A good way to find out if someone is experienced enough to build a quality pool is first, to ask for their qualifications. Once you get the qualifications, ask a lot of questions and try to get them to educate you about the process. They should want you to be comfortable with the plan, thus should be willing to take a minute and explain it to you and visit your home to do a land survey. Do this before signing any contracts, because if they are consistently vague you should look into other contractors.
Get someone who understands contracts to review it with you before you sign. Know all of the “What If’s.” There are an infinite number of things that can go wrong with building a pool, from natural disasters affecting initial construction, failed materials, accidents and injuries pre and post completion, and unexpected hindrances that may or may not cost you more. If you can’t anticipate all of things that can go wrong, at least find out where to look up the answers and who to ask when something does happen.

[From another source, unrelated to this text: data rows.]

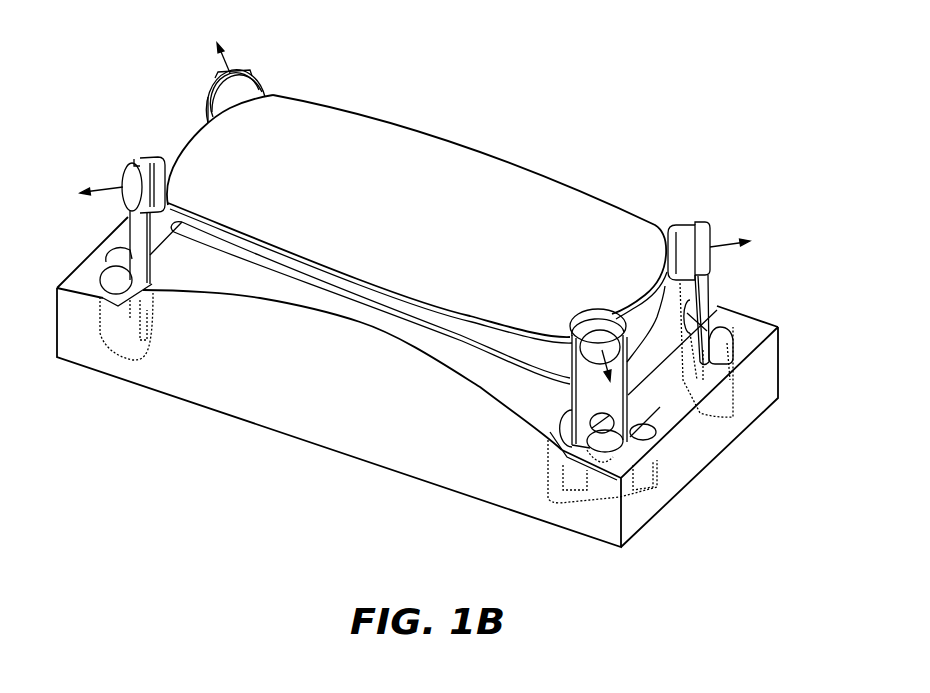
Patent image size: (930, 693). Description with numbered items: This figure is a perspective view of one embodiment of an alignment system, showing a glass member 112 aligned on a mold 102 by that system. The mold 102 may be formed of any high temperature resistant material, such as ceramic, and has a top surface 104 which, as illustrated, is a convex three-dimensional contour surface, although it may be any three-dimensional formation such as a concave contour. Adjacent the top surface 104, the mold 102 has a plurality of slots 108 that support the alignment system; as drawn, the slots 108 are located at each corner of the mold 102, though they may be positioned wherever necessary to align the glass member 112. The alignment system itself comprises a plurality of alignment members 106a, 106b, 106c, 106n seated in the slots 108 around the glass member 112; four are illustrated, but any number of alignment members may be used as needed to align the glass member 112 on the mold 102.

The mold 102 is at (288, 412).
The top surface 104 is at (457, 350).
The alignment member 106a is at (709, 291).
The alignment member 106b is at (566, 388).
The alignment member 106c is at (208, 98).
The alignment member 106n is at (147, 237).
The slots 108 is at (117, 253).
The glass member 112 is at (452, 177).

Price, of course, is one of the biggest factors you’ll need to consider when building a pool. However, going with the least expensive options may wind up hurting your wallet more than it helps. Prices that sound too good to be true usually are.Don’t take a deal over the phone and don’t skimp on anything mechanical like the filter types, pipe seizes, pumps, etc. Those are the items that will make the biggest difference when your pool is a few or more years old.
Pools can be very dangerous, which is why rules and regulations are always mandated by the local government. Before you start building or decide on any construction plans, make sure you check with the local municipality about what is required regarding safety measures, including barriers and fencing, space surrounding the pool, etc. Think about how the materials you choose will affect the safety of the pool—you don’t want to pick anything that could be slippery when wet. Imagine what the pool will look like at all times of day, especially at night. Will it be very visible or is it possible that a person (or an animal) could accidentally fall in or near it? Will you include a deep end or a diving board?
A pool is a long-term commitment and a permanent addition to your house. You need take the future into account when adding a pool and consider how it’ll be used today, next year, in five years and in ten. If the pool is mainly for the kids, don’t just settle on a shallow kiddie pool. The kids will grow and will want something more adult-sized. Is there a possibility of someone wanting to use it for athletic swimming one day, or will it be strictly recreational? If you are only using it for recreational purposes, you may want opt for a smaller pool and use more of the space and money fixing up the surrounding patio.